Noch verfügt Grewe-Franze über einen externen Blick. Allerdings arbeitet er schon mitten in einem Projekt - eine gefährliche Tendenz. "Man darf als CIO auch nicht zu schnell ins Operative kommen. Es ist schon eine Zerreißprobe, diese Balance zu finden", erzählt er. Jetzt hat er einen ersten Überblick: "Man erkennt, was die wichtigsten und drängendsten Punkte sind." Alles auf einmal könne er ohnehin nicht lösen. Auf blinden Aktionismus verzichtet er und erstellt stattdessen eine Prioritätenliste mit den Angelegenheiten, die bis zum Ende des Jahres erledigt sein sollen. Gemeinsam mit seinem Vorgesetzten bespricht er sie. "Mein Chef akzeptiert, dass sich im Laufe der Zeit Dinge ändern und Angelegenheiten umpriorisiert werden. Er weiß, dass ich mich nicht um alles kümmern kann", fügt er hinzu. Solange die Systeme laufen, geht das in Ordnung.

Tag 67: Feedback von außen

Grewe-Franze bespricht sich auch mit seinem Vorgesetzten, wie er sich positionieren soll. "Es ist Zeit, sich zu fragen, ob die Prioritäten noch richtig liegen und ob man nicht seine Ansprüche nach unten schrauben sollte", sagt er. Klar, die sogenannten Quick Wins wären schön. "Man muss schon allein von der Psychologie her ein Zeichen setzen, dass die Dinge nun anders laufen", sagt Grewe-Franze. Das tut er auch: Er sagt seinen Mitarbeitern, dass sie auch Fehler machen dürfen. "Dann haben wir eben Geld versenkt, weil wir beim Thema Drucken zunächst in die falsche Richtung gelaufen sind", sagt er. Dem neuen CIO ist es sehr wichtig, über Fehler zu reden, statt über sie zu schweigen. Das sind die kleinen Dinge, die er anpackt. Aber strukturelle Änderungen funktionierten erst über einen langen Zeitraum von ein bis zwei Jahren, sagt er. Nur wenn einige Dinge ganz schlecht liefen, könne man sie rascher anpacken.

Tag 83: Es knallt.

Auch ein Konflikt gehört zu den ersten 100 Tagen. "Wenn man andere Prioritäten setzt, als die Kollegen es für richtig erachten, dann muss man das besprechen", sagt Grewe-Franze. Schließlich gibt es IT-Mitarbeiter, die schon seit Jahren an Bord sind. Ein "Neuer" hat es manchmal einfach schwer. Nun komme es darauf an, zu entscheiden und auch einmal ganz dezidiert sagen, dass etwas nicht geht. "Die Leute verändern sich nur, wenn sie die Erwartung haben, dass es danach besser wird", sagt der CIO. Trotzdem läuft das nicht ohne Reibungsverluste ab.

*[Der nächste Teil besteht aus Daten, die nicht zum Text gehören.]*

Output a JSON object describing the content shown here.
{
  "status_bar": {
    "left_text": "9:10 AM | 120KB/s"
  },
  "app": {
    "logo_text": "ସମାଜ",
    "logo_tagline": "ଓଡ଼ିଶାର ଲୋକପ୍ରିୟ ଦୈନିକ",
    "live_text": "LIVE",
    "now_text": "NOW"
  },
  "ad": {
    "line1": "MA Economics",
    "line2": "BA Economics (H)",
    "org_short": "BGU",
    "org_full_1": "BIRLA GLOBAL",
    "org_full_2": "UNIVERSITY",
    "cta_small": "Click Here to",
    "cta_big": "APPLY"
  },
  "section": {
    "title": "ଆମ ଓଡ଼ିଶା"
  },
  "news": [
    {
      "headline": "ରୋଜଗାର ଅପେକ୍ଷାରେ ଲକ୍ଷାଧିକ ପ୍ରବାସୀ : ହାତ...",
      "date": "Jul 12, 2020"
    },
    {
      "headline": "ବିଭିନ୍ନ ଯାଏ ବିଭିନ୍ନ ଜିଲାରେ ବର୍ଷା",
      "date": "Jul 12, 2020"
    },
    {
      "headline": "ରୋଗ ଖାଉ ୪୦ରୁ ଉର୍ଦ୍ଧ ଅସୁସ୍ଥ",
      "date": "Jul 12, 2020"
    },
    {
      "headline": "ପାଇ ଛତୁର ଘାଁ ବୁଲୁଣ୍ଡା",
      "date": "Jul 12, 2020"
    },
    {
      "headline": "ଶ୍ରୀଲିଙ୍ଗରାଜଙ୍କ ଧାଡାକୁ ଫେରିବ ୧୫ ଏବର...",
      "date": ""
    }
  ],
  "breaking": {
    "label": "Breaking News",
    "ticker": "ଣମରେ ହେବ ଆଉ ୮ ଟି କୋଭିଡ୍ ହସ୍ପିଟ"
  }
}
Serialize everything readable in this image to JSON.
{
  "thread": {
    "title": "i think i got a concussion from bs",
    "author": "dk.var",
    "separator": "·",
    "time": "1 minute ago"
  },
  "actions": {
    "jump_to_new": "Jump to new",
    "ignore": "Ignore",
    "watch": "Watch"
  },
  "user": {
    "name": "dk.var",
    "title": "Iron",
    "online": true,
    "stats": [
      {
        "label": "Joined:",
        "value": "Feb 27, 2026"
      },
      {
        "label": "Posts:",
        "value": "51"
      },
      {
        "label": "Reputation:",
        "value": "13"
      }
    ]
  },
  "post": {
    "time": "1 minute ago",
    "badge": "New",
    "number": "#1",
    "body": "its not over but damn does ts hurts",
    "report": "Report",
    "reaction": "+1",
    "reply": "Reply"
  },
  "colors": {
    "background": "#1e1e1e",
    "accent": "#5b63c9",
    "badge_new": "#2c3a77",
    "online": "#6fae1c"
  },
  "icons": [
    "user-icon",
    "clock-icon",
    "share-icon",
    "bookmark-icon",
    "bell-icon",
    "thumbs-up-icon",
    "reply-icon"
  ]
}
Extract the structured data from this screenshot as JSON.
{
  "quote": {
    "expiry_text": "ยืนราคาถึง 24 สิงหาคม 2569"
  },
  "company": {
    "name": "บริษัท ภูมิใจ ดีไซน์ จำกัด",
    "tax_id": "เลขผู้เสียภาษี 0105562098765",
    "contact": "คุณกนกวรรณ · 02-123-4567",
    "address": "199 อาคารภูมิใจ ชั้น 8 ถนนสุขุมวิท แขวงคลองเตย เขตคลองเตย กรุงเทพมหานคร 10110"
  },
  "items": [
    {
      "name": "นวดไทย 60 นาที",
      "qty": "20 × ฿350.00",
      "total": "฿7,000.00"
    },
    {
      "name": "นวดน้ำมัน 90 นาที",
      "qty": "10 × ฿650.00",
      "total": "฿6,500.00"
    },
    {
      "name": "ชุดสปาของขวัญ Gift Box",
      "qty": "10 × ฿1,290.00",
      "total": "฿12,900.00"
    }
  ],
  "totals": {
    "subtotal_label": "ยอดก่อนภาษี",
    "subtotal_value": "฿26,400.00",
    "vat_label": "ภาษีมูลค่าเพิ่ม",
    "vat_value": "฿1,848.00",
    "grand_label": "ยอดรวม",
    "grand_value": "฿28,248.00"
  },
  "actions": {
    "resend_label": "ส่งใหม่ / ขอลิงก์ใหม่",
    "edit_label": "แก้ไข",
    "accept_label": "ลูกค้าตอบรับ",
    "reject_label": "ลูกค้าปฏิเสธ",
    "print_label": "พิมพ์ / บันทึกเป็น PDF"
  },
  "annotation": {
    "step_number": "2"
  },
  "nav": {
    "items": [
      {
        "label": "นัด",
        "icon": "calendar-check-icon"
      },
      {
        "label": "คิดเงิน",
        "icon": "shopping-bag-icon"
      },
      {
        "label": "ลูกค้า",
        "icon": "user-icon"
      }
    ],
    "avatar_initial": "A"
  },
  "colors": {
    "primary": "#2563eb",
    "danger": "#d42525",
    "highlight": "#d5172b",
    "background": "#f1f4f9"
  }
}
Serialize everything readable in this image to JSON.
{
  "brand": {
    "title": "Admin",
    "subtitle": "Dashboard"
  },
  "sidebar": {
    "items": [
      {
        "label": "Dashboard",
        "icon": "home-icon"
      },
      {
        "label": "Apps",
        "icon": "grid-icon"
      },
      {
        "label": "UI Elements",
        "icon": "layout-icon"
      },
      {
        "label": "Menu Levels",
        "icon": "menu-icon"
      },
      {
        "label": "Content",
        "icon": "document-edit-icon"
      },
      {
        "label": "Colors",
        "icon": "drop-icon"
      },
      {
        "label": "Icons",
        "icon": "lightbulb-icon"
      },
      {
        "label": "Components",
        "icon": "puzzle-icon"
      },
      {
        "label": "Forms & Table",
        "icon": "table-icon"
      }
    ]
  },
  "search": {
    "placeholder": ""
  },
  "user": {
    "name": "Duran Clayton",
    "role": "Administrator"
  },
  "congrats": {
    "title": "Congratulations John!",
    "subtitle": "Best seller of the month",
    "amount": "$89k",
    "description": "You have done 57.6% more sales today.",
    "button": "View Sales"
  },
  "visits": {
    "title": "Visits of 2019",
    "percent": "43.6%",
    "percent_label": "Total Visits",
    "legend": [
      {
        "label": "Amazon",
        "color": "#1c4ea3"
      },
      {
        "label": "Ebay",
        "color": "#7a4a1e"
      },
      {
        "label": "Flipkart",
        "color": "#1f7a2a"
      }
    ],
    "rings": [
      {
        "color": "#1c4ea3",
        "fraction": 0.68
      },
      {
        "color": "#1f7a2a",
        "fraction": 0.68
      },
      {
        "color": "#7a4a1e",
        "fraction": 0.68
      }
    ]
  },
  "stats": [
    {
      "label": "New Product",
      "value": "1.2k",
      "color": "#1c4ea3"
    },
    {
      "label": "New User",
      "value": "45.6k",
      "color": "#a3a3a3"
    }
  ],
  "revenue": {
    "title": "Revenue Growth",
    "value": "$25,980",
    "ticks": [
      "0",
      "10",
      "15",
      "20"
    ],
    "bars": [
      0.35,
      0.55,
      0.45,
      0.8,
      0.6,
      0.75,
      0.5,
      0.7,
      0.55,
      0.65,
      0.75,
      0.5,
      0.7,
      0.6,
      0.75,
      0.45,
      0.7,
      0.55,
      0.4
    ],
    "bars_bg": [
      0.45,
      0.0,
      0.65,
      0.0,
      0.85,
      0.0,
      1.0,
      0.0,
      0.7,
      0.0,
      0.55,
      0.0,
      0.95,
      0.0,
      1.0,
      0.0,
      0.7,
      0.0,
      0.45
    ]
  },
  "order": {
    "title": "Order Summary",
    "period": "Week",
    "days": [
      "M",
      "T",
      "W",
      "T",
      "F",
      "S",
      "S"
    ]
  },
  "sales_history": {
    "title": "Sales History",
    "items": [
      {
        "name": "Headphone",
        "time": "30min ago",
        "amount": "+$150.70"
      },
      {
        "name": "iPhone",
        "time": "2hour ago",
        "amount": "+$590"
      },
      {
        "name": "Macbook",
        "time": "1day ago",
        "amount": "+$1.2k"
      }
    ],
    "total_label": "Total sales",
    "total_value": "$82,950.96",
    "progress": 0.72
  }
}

Tag 100: Wasserstandsmeldung

Grewe-Franze zieht sein Resümee. Zum Beispiel will er die IT stärker zentralisieren. "Sicherheit ist das Thema. Heutzutage geht man sie ganz anders an als früher", sagt er. Zudem will er in den nächsten Monaten auf eine Hybrid-Cloud mit eigenen Servern und externem Rechenzentrum umstellen. "Wir müssen jetzt die Voraussetzungen schaffen, damit es 2015 gut läuft", sagt er. Auch wenn es schwierig sei, einen solchen Zeitraum zu vermitteln. Aber er ist sicher, dass die Nachhaltigkeit gut ankommt.

Auch jetzt, zwölf Monate nach seinem CIO-Start, weiß er nicht, wie die Welt in 180 Tagen aussehen wird. "In sechs Monaten denke ich über Entscheidungen von heute wohl anders, aber hinterher ist man immer schlauer", fügt Grewe-Franze hinzu. Aber deswegen führt er ja ein Tagebuch. Damit auch er als CIO seine früheren Entscheidungen nachvollziehen kann.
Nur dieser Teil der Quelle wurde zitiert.